There are three parts to this post. Everyone should read the first two sections, especially the second section. Haskellers should also be sure to read the third section.
If you don't yet know: I'm transgender. My sense of gender and self have never aligned with my physical appearance, and I’ve spent most of my life dealing with this fact. This is not an acquired condition nor a recent change; it is an intrinsic and life-long part of who I am. I began the process of transitioning half a year ago and, over the next six months or so, I will complete the transition to living as a woman full-time.
Many of my followers are already familiar with transgender issues, but since this is a public announcement I assume many of you are not. There are numerous resources online for learning more, but I find the PFLAG pamphlet to be a particularly good place to start. If you still have any questions after reading that, I can provide additional resources and am willing to answer questions.
How to respond
This is going to depend on how you know me.
- If we interact predominantly online
- This includes everyone in the Haskell community (both online and academically), as well as everyone from Reddit, Twitter, etc. Henceforth, please use feminine pronouns (she/her/hers) exclusively when referring to me. I understand this will take some getting used to, but it will soon become second nature.
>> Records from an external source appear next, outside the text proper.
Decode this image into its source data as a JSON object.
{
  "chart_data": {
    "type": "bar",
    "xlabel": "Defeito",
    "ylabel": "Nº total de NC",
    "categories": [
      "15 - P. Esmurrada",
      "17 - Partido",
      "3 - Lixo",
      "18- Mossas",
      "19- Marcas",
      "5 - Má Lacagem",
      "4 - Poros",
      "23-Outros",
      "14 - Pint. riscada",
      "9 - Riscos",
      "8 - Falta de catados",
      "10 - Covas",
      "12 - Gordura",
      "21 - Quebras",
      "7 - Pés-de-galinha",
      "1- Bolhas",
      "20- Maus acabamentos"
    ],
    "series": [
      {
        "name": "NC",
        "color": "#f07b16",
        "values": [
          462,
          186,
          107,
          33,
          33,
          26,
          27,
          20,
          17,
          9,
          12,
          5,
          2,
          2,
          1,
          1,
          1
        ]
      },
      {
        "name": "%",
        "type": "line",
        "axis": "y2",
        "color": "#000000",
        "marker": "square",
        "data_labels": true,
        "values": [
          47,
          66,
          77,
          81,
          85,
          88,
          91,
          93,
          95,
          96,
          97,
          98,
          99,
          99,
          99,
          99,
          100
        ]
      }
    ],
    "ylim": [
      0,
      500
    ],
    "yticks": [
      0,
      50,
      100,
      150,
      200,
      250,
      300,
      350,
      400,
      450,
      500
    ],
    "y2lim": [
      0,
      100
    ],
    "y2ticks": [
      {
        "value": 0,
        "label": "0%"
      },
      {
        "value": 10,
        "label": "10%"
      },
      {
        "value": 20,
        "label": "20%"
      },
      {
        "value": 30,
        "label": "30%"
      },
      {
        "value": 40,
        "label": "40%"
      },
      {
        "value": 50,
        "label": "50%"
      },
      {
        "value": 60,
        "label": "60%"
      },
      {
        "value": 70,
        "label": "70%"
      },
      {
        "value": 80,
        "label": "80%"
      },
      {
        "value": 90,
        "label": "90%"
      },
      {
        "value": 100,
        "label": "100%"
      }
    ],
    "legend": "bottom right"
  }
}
- If we interact predominantly in person
- I'd prefer you use feminine pronouns (she/her/hers) when referring to me, especially when online and when mentioning me anonymously. But, for the time being, masculine pronouns (he/him/his) are still acceptable. Sometime in the spring I will send another announcement around letting you know when "T-day" is. After that date, I will be presenting as female full-time and will no longer tolerate masculine pronouns.
PSA for Haskellers
I shouldn't have to say this, but since there were some complaints about the "homosexual propaganda" in my recent posts, may I remind my readers of The Planet Haskell policies regarding political and religious content. I rarely post political content, but am well within the guidelines in doing so. The stated mission of Planet Haskell is to "show what is happening in the community, what people are thinking about or doing". I am an active and well-known member of the Haskell community, and the violence endured by trans people is something I've been thinking a lot about lately. When Chung-chieh Shan gave the 2013 Haskell Symposium program chair report, he made a specific point of highlighting the effects of sexism, racism, homophobia, and transphobia in driving people out of the Haskell community. Therefore, I think it is fair to say that these issues are pertinent, above and beyond my personal involvement with them.
That said, I do not intend to discuss trans issues at length on this blog. Nevertheless, on occasion, these issues will come up because I refuse to live in silence and shame for who I am.